While we were working on this rank of roses relocation project, Walter told me that the bike path was not always a promenade for pedestrians. It was originally a railroad which started out in the city of Fonda, passed through the city of Johnstown, stopped in the glove city of Gloversville, then made its way further up into the Adirondacks making stops at small towns and lakes of various fame and import such as Mayfield, Northville and the Great Sacandaga Lake. Walt remembered as a child, witnessing the rumble, roar and rattle with precision timing of each train, maintaining the strictest and most reliable of schedules.
Walter also keenly remembered the multitude of hobos who would be walking the rails and almost daily, one or several of them would cut through his back yard and politely knock on the door asking if there was any food or water to be spared. Although Walter's family was poor, his mom never turned anyone away empty handed. Walter said that she could stretch one can of tuna fish into several sandwiches if she had to, and it was always good. She was a magician in the kitchen.
One day when Walter was about ten years of age, the police knocked on their door and showed his mom a picture of a man whom they had an arrest warrant for. Walt's mom said that she didn't recognize the man but, she gets a lot of wayfarers knocking on her door looking for water or scraps. The police told her it was because her house was marked. She never heard of such a thing. The officer went on to tell her that the hobos who follow the railways will mark a house or establishment where they may receive assistance or a handout. The officer then asked,
"Would you like for us to remove the mark for you?"

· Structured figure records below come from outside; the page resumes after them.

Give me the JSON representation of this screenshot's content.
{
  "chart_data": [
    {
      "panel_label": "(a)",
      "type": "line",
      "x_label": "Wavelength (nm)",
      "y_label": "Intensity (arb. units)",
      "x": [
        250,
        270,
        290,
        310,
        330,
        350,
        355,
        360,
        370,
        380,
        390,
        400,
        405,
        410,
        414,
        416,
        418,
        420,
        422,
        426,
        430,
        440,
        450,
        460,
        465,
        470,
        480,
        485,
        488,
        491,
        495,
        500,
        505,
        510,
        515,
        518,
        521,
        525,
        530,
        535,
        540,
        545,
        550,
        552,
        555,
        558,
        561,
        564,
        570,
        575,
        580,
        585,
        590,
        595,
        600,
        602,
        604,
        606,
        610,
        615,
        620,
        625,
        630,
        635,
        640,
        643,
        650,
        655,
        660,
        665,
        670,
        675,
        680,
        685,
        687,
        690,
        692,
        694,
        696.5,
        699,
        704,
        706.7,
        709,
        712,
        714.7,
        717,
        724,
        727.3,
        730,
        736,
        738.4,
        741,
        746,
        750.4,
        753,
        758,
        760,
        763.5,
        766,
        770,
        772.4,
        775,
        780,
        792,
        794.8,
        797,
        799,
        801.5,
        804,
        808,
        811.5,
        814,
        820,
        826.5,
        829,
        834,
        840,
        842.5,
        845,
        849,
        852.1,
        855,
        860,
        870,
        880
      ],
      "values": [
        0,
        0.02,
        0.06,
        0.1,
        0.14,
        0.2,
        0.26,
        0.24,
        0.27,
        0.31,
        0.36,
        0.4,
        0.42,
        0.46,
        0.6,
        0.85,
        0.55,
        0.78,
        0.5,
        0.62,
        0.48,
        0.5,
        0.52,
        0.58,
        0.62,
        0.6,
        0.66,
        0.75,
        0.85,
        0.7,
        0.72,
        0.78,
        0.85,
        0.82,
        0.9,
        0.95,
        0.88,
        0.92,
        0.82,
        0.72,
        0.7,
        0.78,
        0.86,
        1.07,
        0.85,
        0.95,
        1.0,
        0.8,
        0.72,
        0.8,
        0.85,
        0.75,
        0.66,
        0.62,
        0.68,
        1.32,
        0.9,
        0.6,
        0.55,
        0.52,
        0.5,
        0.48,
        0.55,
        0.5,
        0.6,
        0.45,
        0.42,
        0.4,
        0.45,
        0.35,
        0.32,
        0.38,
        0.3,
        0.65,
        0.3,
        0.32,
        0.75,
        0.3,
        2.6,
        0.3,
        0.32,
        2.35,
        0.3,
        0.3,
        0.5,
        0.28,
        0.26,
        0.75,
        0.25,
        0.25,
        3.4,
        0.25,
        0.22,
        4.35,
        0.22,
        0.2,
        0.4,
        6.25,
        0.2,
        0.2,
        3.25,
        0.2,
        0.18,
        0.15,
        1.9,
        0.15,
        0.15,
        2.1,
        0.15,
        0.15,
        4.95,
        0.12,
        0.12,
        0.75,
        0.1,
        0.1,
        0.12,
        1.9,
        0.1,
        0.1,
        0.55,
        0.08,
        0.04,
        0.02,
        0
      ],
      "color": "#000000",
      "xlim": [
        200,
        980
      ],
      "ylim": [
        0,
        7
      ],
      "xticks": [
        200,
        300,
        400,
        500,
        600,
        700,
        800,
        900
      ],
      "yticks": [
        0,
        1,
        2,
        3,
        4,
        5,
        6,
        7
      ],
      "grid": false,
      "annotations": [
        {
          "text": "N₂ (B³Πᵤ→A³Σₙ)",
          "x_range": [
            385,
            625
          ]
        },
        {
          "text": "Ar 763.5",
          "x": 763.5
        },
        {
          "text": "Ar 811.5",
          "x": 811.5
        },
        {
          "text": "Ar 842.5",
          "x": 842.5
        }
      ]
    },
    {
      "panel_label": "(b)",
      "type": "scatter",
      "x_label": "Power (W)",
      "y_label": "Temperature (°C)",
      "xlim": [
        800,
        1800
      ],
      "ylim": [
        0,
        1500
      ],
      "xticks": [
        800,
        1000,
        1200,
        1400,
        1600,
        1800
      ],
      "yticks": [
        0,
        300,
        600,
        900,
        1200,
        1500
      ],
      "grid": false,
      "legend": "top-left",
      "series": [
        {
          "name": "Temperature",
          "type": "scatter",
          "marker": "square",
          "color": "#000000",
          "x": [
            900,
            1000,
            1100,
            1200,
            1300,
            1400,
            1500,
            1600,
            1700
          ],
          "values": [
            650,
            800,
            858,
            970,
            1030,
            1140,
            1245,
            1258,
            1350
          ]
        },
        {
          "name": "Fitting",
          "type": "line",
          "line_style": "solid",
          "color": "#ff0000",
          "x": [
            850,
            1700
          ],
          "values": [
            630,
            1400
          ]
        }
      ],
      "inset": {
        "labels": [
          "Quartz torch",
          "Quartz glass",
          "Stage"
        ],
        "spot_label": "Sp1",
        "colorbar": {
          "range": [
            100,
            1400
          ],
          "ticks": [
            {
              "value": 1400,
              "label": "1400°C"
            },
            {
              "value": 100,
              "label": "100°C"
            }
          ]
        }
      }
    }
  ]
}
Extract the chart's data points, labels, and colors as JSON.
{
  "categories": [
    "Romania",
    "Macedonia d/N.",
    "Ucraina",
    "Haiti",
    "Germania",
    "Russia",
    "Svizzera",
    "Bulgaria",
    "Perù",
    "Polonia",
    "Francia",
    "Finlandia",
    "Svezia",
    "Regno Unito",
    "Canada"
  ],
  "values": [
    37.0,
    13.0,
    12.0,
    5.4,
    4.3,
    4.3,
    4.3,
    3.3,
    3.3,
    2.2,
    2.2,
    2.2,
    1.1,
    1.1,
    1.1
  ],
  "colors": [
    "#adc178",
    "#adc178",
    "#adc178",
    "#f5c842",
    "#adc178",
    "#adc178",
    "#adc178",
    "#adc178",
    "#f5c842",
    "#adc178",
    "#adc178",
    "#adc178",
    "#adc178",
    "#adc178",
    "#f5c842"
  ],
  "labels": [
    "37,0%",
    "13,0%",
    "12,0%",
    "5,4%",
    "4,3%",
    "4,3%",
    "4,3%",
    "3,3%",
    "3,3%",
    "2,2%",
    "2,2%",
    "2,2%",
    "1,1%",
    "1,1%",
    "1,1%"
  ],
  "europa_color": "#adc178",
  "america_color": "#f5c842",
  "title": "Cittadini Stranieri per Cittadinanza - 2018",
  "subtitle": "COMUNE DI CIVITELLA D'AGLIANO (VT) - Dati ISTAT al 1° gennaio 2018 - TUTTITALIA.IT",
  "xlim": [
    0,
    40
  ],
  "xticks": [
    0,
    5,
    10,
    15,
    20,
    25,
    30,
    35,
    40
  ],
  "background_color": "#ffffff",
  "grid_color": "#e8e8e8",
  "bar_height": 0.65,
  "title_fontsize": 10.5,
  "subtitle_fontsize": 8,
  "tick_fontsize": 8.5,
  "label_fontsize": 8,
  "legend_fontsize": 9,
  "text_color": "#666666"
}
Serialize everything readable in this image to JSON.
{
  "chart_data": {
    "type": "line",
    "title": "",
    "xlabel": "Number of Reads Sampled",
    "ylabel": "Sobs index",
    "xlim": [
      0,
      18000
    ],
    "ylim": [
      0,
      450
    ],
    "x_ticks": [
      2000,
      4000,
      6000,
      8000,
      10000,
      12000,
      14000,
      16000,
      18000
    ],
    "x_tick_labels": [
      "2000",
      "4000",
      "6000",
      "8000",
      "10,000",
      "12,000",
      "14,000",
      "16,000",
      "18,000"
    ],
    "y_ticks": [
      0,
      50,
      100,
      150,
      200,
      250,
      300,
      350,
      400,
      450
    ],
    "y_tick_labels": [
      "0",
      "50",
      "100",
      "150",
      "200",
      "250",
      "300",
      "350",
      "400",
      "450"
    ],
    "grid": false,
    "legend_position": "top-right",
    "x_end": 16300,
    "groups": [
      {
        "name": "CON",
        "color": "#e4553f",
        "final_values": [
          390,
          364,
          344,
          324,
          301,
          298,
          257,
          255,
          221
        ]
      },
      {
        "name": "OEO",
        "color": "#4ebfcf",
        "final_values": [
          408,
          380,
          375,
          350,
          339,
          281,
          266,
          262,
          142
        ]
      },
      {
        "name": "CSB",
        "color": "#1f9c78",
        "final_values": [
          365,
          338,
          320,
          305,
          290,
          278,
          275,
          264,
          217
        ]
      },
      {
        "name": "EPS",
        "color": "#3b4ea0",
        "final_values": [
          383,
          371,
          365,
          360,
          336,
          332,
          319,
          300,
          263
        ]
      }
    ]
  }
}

Walter's mom paused for a good fifteen seconds, looked down at him, then replied,
"No. Leave it."
The following weekend, Walt, his brother and their dad embarked on a project running an underground pipe from the house leading to the edge of the yard near the tracks where they installed a faucet and placed a basin beneath. They also placed nearby a small box with tin cups inside. Walter's mom ramped up her baking and kept a hearty stock of peanut butter and tuna in the pantry for unexpected visitors. The following summer, they moved their barbeque to the center of the yard and if a transient trekker traipsed by, he would be greeted with a hearty wave. If he happened to turn into the yard, that was his lucky day.